Yard Work
For the past few weeks, my neighbor has been trimming his yard with scissors. He usually starts in the evening, when I’ve just finished putting my
son to bed and my wife is watching reality TV with the volume off. I can
see him outside, crouched to the lawn, his hands working furiously. His
expression is neither happy nor sad. Sometimes he wears a baseball cap,
sometimes not.
On the show my wife mutely watches, a group of college kids have been
tasked with circumnavigating the world in a school bus. Sometimes they
hang-glide or visit landmarks, Stonehenge, for example.

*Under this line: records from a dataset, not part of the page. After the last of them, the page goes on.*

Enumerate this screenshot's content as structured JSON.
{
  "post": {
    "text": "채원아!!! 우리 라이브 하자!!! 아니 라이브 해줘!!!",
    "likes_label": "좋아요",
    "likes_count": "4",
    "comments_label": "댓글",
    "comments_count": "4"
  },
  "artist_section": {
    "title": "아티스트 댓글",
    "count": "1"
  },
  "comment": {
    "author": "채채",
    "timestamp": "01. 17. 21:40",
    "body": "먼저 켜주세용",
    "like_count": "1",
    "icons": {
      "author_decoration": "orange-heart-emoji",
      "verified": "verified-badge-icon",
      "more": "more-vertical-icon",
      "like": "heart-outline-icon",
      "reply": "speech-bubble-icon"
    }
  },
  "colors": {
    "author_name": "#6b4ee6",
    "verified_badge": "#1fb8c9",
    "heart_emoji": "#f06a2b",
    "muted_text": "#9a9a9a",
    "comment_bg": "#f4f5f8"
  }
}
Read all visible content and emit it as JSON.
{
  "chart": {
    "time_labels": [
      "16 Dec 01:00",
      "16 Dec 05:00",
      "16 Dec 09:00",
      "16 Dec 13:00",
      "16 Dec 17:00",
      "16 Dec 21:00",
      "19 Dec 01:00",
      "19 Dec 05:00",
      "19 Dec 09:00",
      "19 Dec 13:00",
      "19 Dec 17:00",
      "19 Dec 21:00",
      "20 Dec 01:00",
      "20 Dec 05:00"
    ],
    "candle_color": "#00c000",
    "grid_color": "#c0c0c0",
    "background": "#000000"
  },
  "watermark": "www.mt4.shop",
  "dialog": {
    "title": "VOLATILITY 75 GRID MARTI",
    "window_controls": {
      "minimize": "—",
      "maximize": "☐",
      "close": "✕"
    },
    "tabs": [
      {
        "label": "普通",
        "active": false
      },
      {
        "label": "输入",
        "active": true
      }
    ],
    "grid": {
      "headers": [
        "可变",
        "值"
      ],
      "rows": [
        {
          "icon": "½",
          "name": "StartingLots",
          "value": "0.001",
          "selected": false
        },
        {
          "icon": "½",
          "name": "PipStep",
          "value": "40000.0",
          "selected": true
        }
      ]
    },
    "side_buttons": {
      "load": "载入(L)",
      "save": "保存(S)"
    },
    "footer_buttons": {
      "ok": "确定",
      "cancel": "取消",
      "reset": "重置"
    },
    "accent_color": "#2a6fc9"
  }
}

My neighbor works on the grass around his mailbox. After that, he’ll move
on to grass along the walkway. That seems like his plan, if he has one. You’d
figure a guy cutting his lawn with scissors would have some kind of plan.
Tonight I read my son another bedtime story. The books all seem to deliver
the same news: the world is more exciting than you’ll ever know—now go
to sleep. Most times I don’t think my son is even paying attention.
Later I drink a beer I don’t really want and watch my neighbor finish the
grass around the mailbox. I watch him from my living room window. My
wife watches TV. It gets dark out. My neighbor scoops scissored grass into
a black garbage bag. He fills the bag, then another. I think he should be
ready to start on the grass along the walkway, but he doesn’t. Instead he
crosses the street and starts on my yard. He cuts my grass.
“Come look,” I whisper to my wife. But she’s already left the room. In the
morning, bags line the curb, knotted with yellow ties.